Rapa Nui (English: Easter Island, Spanish: Isla de Pascua) is a Polynesian island in the southeastern Pacific Ocean. In 1995, UNESCO named Easter Island a World Heritage Site, with much of the island protected within Rapa Nui National Park. The island was settled between 700-1100AD.
Easter Island is one of the most remote inhabited islands in the world. The nearest inhabited land (with only 50 residents) is Pitcairn Island (2,075 kilometres (1,289 mi) away), and the nearest continental point lies in central Chile, at 3,512 kilometres (2,182 mi) away. The island has an area of 163.6 square kilometres (63.2 sq mi), and a maximum altitude of 507 meters (1,663 ft). There are three Rano (freshwater crater lakes), at Rano Kau, Rano Raraku and Rano Aroi, but no permanent streams or rivers.
The large stone statues, or moai, for which Easter Island is world-famous, were carved from 1100–1680 CE. A total of 887 monolithic stone statues have been inventoried on the island and in museum collections so far. Although often identified as "Easter Island heads", the statues have torsos, most of them ending at the top of the thighs, although a small number of them are complete, with the figures kneeling on bent knees with their hands over their stomachs. Some upright moai have become buried up to their necks by shifting soils. Many of the moai are placed on ahus (stone platforms) although not all ahus have moai on them.
Only a quarter of the statues were installed, while nearly half remained in the quarry at Rano Raraku and the rest sat elsewhere, probably on their way to final locations. The largest moai ever raised on a platform is known as "Paro". It weighs 82 tons and was 9.8 m (32.15 ft) tall.

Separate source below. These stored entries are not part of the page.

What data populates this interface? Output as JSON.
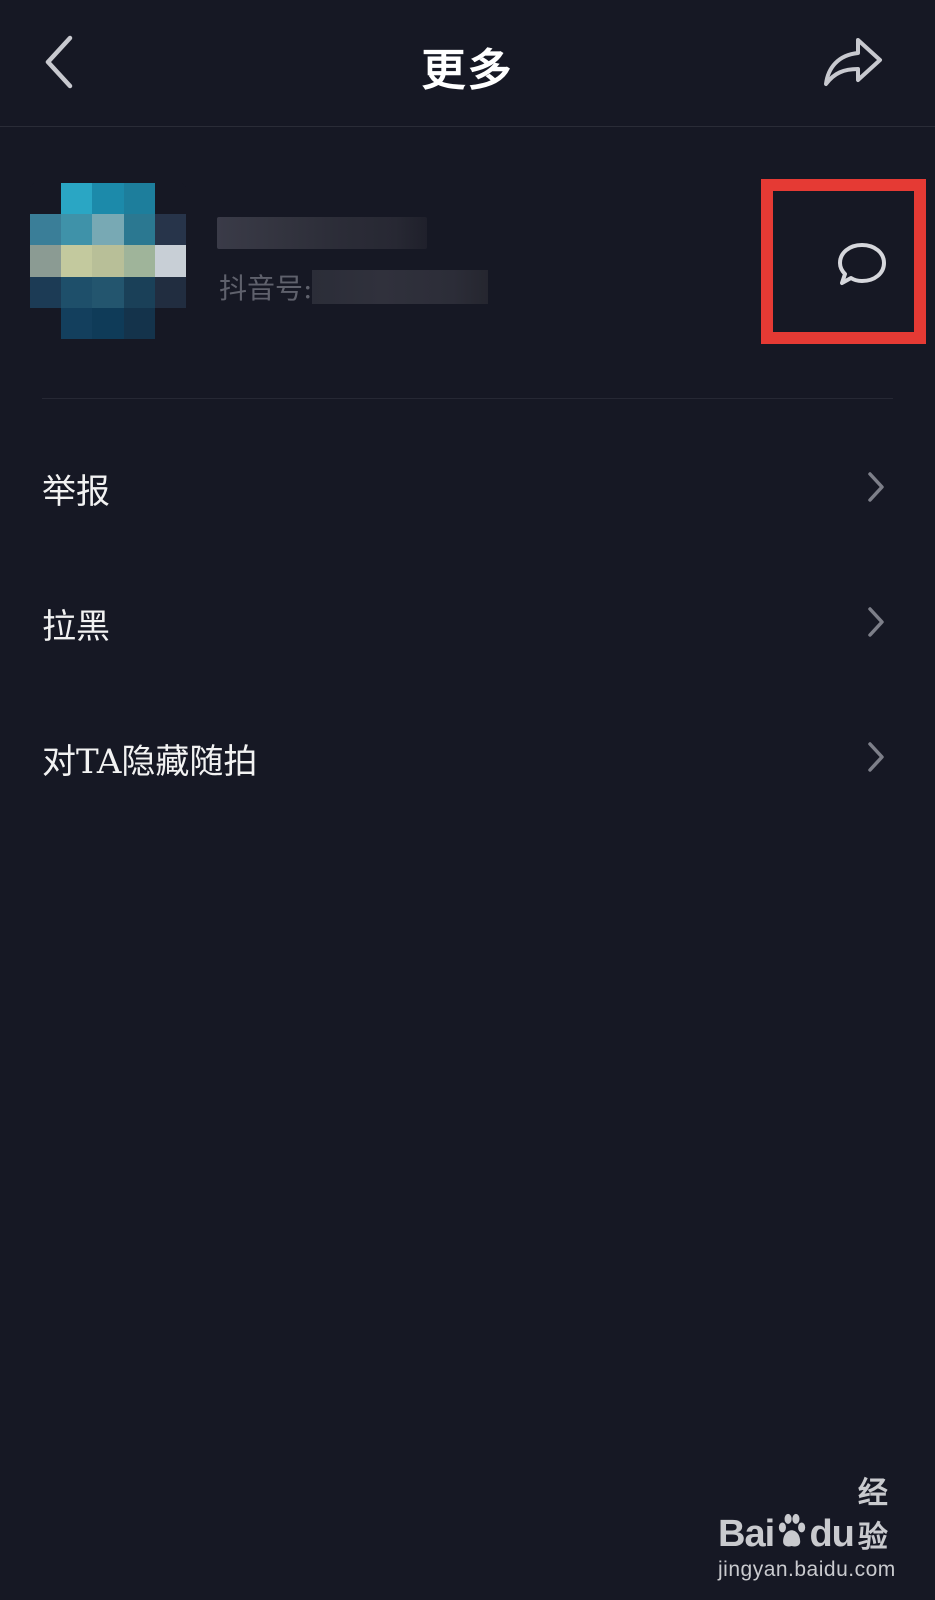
{
  "navbar": {
    "title": "更多",
    "back_icon": "chevron-left-icon",
    "share_icon": "share-arrow-icon"
  },
  "profile": {
    "name": "",
    "id_label": "抖音号:",
    "id_value": "",
    "message_icon": "message-bubble-icon",
    "highlight_color": "#e53a34"
  },
  "menu": {
    "items": [
      {
        "label": "举报"
      },
      {
        "label": "拉黑"
      },
      {
        "label": "对TA隐藏随拍"
      }
    ]
  },
  "watermark": {
    "brand_left": "Bai",
    "brand_du": "du",
    "brand_right": "经验",
    "url": "jingyan.baidu.com"
  },
  "colors": {
    "background": "#161824",
    "text": "#f2f2f2",
    "muted": "#5f616c",
    "chevron": "#7d7f89"
  }
}
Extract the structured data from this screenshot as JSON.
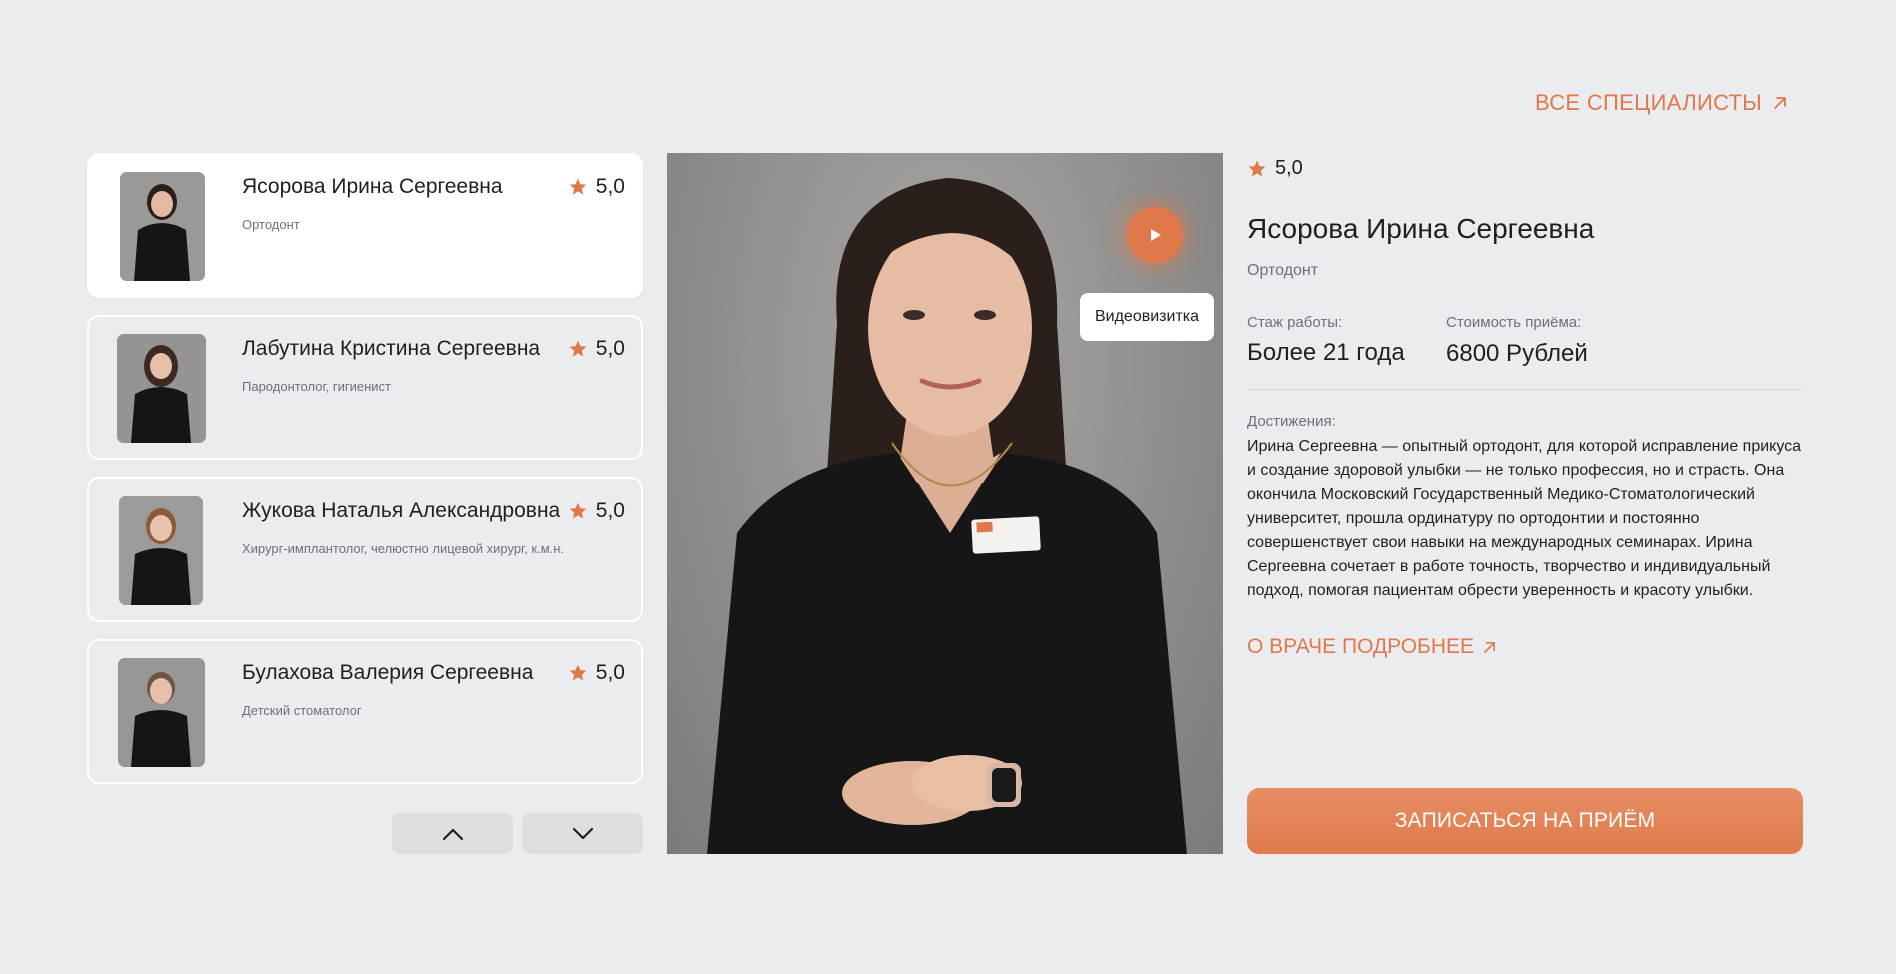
{
  "header": {
    "all_specialists_label": "ВСЕ СПЕЦИАЛИСТЫ"
  },
  "doctors": [
    {
      "name": "Ясорова Ирина Сергеевна",
      "specialty": "Ортодонт",
      "rating": "5,0"
    },
    {
      "name": "Лабутина Кристина Сергеевна",
      "specialty": "Пародонтолог, гигиенист",
      "rating": "5,0"
    },
    {
      "name": "Жукова Наталья Александровна",
      "specialty": "Хирург-имплантолог, челюстно лицевой хирург, к.м.н.",
      "rating": "5,0"
    },
    {
      "name": "Булахова Валерия Сергеевна",
      "specialty": "Детский стоматолог",
      "rating": "5,0"
    }
  ],
  "photo": {
    "video_label": "Видеовизитка"
  },
  "detail": {
    "rating": "5,0",
    "name": "Ясорова Ирина Сергеевна",
    "specialty": "Ортодонт",
    "experience_label": "Стаж работы:",
    "experience_value": "Более 21 года",
    "price_label": "Стоимость приёма:",
    "price_value": "6800 Рублей",
    "achievements_label": "Достижения:",
    "achievements_text": "Ирина Сергеевна — опытный ортодонт, для которой исправление прикуса и создание здоровой улыбки — не только профессия, но и страсть. Она окончила Московский Государственный Медико-Стоматологический университет, прошла ординатуру по ортодонтии и постоянно совершенствует свои навыки на международных семинарах. Ирина Сергеевна сочетает в работе точность, творчество и индивидуальный подход, помогая пациентам обрести уверенность и красоту улыбки.",
    "more_label": "О ВРАЧЕ ПОДРОБНЕЕ",
    "book_label": "ЗАПИСАТЬСЯ НА ПРИЁМ"
  },
  "colors": {
    "accent": "#e0784a",
    "background": "#eaecf0",
    "card_active": "#ffffff"
  },
  "icons": [
    "arrow-up-right-icon",
    "star-icon",
    "chevron-up-icon",
    "chevron-down-icon",
    "play-icon"
  ]
}
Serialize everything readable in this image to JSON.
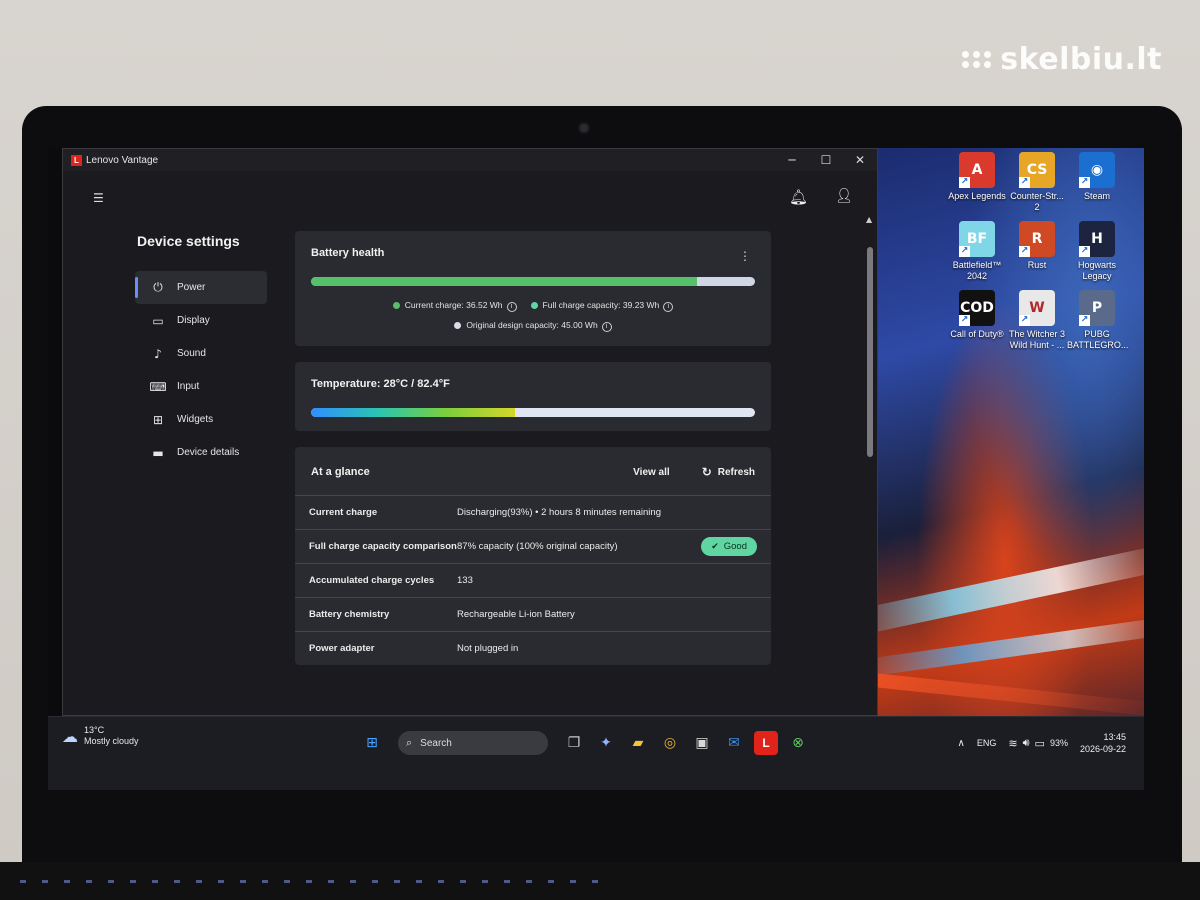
{
  "watermark": {
    "text": "skelbiu.lt"
  },
  "window": {
    "title": "Lenovo Vantage",
    "logo_letter": "L"
  },
  "sidebar": {
    "title": "Device settings",
    "items": [
      {
        "label": "Power",
        "icon": "plug-icon",
        "active": true
      },
      {
        "label": "Display",
        "icon": "monitor-icon"
      },
      {
        "label": "Sound",
        "icon": "music-note-icon"
      },
      {
        "label": "Input",
        "icon": "keyboard-icon"
      },
      {
        "label": "Widgets",
        "icon": "widgets-icon"
      },
      {
        "label": "Device details",
        "icon": "laptop-icon"
      }
    ]
  },
  "battery_health": {
    "title": "Battery health",
    "current_fraction": 0.87,
    "current_label": "Current charge:",
    "current_value": "36.52 Wh",
    "full_label": "Full charge capacity:",
    "full_value": "39.23 Wh",
    "design_label": "Original design capacity:",
    "design_value": "45.00 Wh"
  },
  "temperature": {
    "label": "Temperature:",
    "value": "28°C / 82.4°F",
    "level_fraction": 0.46
  },
  "glance": {
    "title": "At a glance",
    "view_all": "View all",
    "refresh": "Refresh",
    "rows": [
      {
        "key": "Current charge",
        "value": "Discharging(93%)  •  2 hours 8 minutes remaining"
      },
      {
        "key": "Full charge capacity comparison",
        "value": "87% capacity (100% original capacity)",
        "badge": "Good"
      },
      {
        "key": "Accumulated charge cycles",
        "value": "133"
      },
      {
        "key": "Battery chemistry",
        "value": "Rechargeable Li-ion Battery"
      },
      {
        "key": "Power adapter",
        "value": "Not plugged in"
      }
    ]
  },
  "desktop_icons": [
    {
      "label": "Apex Legends",
      "icon": "apex-icon",
      "color": "#d93a2b",
      "glyph": "A"
    },
    {
      "label": "Counter-Str... 2",
      "icon": "cs2-icon",
      "color": "#e8a626",
      "glyph": "CS"
    },
    {
      "label": "Steam",
      "icon": "steam-icon",
      "color": "#1b6fd0",
      "glyph": "◉"
    },
    {
      "label": "Battlefield™ 2042",
      "icon": "battlefield-icon",
      "color": "#7fd6e6",
      "glyph": "BF"
    },
    {
      "label": "Rust",
      "icon": "rust-icon",
      "color": "#cf4a24",
      "glyph": "R"
    },
    {
      "label": "Hogwarts Legacy",
      "icon": "hogwarts-icon",
      "color": "#1d2440",
      "glyph": "H"
    },
    {
      "label": "Call of Duty®",
      "icon": "cod-icon",
      "color": "#111111",
      "glyph": "COD"
    },
    {
      "label": "The Witcher 3 Wild Hunt - ...",
      "icon": "witcher-icon",
      "color": "#e8e8e8",
      "glyph": "W"
    },
    {
      "label": "PUBG BATTLEGRO...",
      "icon": "pubg-icon",
      "color": "#5a6a8a",
      "glyph": "P"
    }
  ],
  "taskbar": {
    "weather_temp": "13°C",
    "weather_desc": "Mostly cloudy",
    "search_placeholder": "Search",
    "language": "ENG",
    "battery": "93%",
    "time": "13:45",
    "date": "2026-09-22",
    "vantage_letter": "L"
  },
  "colors": {
    "accent": "#6b8cff",
    "battery_fill": "#55c06a",
    "good_badge": "#5fd6a1",
    "vantage_red": "#e2231a"
  }
}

In addition to the moai, Easter Island is world-renowned for its petroglyphs. Easter Island has one of the richest collections of petroglyphs in all Polynesia. Around 1,000 sites with more than 4,000 petroglyphs are catalogued. Designs and images were carved out of rock for a variety of reasons: to create totems, to mark territory or to memorialize a person or event. There are distinct variations around the island in terms of the frequency of particular themes among petroglyphs, with a concentration of Birdmen at Orongo. Other subjects include sea turtles, Komari (vulvas) and Makemake, the chief god of the Tangata manu or Birdman cult.